In modern times, women in India are given rights and freedom. There are a number of women education grants that offer help to women from poor backgrounds to be educated.
The government of India provides money that women who have business ideas can borrow in order to start businesses. Women are encouraged to start small businesses in order to have their own source of income and become independent.
The status of women in India has greatly improved and there are many women who hold high positions in the government and businesses.
Women Off the Map video link showing empowerment of women in Neemrana
The children then developed their questions, using this quadrant (adapted from SAPERE P4C Level 1 handbook):
These were some of their questions:
- Why don’t women get lots of money compared to men?

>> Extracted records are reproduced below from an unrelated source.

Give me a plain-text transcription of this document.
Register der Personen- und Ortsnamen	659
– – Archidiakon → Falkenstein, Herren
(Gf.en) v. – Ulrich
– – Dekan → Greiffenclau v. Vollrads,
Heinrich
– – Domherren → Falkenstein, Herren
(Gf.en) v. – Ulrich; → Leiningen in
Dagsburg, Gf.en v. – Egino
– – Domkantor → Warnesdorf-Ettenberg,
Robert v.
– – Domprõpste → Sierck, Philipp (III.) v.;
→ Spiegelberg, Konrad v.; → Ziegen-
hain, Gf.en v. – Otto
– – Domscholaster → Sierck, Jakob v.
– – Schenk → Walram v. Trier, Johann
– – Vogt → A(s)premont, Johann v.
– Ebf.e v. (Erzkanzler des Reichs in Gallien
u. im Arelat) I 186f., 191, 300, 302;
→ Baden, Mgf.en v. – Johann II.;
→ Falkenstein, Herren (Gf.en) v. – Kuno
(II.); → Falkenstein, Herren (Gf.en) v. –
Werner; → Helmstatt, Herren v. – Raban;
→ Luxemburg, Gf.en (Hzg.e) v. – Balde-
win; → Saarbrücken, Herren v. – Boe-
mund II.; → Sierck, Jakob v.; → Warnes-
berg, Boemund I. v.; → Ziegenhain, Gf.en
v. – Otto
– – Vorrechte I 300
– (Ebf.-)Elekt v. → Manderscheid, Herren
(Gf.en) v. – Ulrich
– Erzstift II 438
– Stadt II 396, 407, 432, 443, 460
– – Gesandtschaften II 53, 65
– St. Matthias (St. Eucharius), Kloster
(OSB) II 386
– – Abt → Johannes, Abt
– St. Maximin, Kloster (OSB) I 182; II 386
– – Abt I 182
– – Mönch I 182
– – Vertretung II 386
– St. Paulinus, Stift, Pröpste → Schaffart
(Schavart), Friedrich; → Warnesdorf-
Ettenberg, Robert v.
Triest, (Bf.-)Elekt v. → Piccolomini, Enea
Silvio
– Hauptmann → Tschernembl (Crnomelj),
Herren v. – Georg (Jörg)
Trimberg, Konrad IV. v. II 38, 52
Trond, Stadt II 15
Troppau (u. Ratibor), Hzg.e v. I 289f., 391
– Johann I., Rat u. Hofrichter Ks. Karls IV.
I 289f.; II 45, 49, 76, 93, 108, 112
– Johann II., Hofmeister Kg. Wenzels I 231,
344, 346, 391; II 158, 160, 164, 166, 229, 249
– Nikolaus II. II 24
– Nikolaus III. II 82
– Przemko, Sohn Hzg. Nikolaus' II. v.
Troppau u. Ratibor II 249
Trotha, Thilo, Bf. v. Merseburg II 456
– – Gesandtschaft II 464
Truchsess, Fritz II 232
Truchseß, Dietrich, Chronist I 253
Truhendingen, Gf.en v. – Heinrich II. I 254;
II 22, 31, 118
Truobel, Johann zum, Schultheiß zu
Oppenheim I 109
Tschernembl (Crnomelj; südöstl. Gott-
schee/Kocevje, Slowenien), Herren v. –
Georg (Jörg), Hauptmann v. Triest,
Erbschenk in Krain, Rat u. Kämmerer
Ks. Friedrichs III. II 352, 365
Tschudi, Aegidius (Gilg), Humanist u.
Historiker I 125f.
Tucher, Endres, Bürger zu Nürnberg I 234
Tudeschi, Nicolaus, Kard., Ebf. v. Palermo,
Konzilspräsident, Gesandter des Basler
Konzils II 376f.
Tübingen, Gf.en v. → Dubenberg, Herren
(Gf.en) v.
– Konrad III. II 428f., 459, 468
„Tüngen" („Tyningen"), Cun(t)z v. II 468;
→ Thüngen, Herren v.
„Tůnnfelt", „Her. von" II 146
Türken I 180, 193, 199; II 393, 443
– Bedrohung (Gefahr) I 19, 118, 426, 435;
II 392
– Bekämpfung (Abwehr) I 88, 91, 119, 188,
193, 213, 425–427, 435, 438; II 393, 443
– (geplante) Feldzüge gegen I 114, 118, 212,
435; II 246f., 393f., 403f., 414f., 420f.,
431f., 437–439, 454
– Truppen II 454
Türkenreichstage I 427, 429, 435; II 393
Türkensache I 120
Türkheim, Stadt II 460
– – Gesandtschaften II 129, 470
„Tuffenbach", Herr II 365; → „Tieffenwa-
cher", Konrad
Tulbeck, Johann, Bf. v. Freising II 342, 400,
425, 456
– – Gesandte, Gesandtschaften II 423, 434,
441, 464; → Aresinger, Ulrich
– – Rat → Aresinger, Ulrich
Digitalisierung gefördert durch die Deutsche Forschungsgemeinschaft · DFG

- Why does it have to be women?
- What is the point of having rights if they can’t use them?
- Why can’t men serve women?
- Why don’t women have equal rights as men?
- Why are women treated badly?
- Why do you think women are treated badly and men are treated well?
- Why do men have more power?
- What can we do to get more rights for women?
The chosen question was: Why can’t men serve women?
These are some of the children’s thoughts that they wrote down after the philosophy circle.
‘I think men should serve women because they do all the hard work and the men just relax and get free food. So for a change I think women should relax and all of the men serve and do the hard work.’
‘I think that women in India should be treated differently. They should be able to go to work and school and be educated. I think the men should help the women and do some cooking. The men should look after the children and help them to have fun.’
‘India: Because men are bigger than women. In 2009 women got tired and started to complain. The president changed the rules and now men can do the job as well.’
‘Sheffield: Sheffield is a big place and women don’t have all the things that women have in India. Women in Sheffield, even teenagers, are not scared of men.’
‘I think it was a good thing to discuss because the way women in India used to be treated wasn’t right. It helped us come up with good ideas about how we can stop it. I think that they should be treated equally because women are capable of working proper paid jobs. It should be fair and maybe they could do what we do in Britain.’
‘I think that the husband and wife should share the work equally so that they would not fight or get tired. If men are really physically stronger than women, why don’t they do more work?’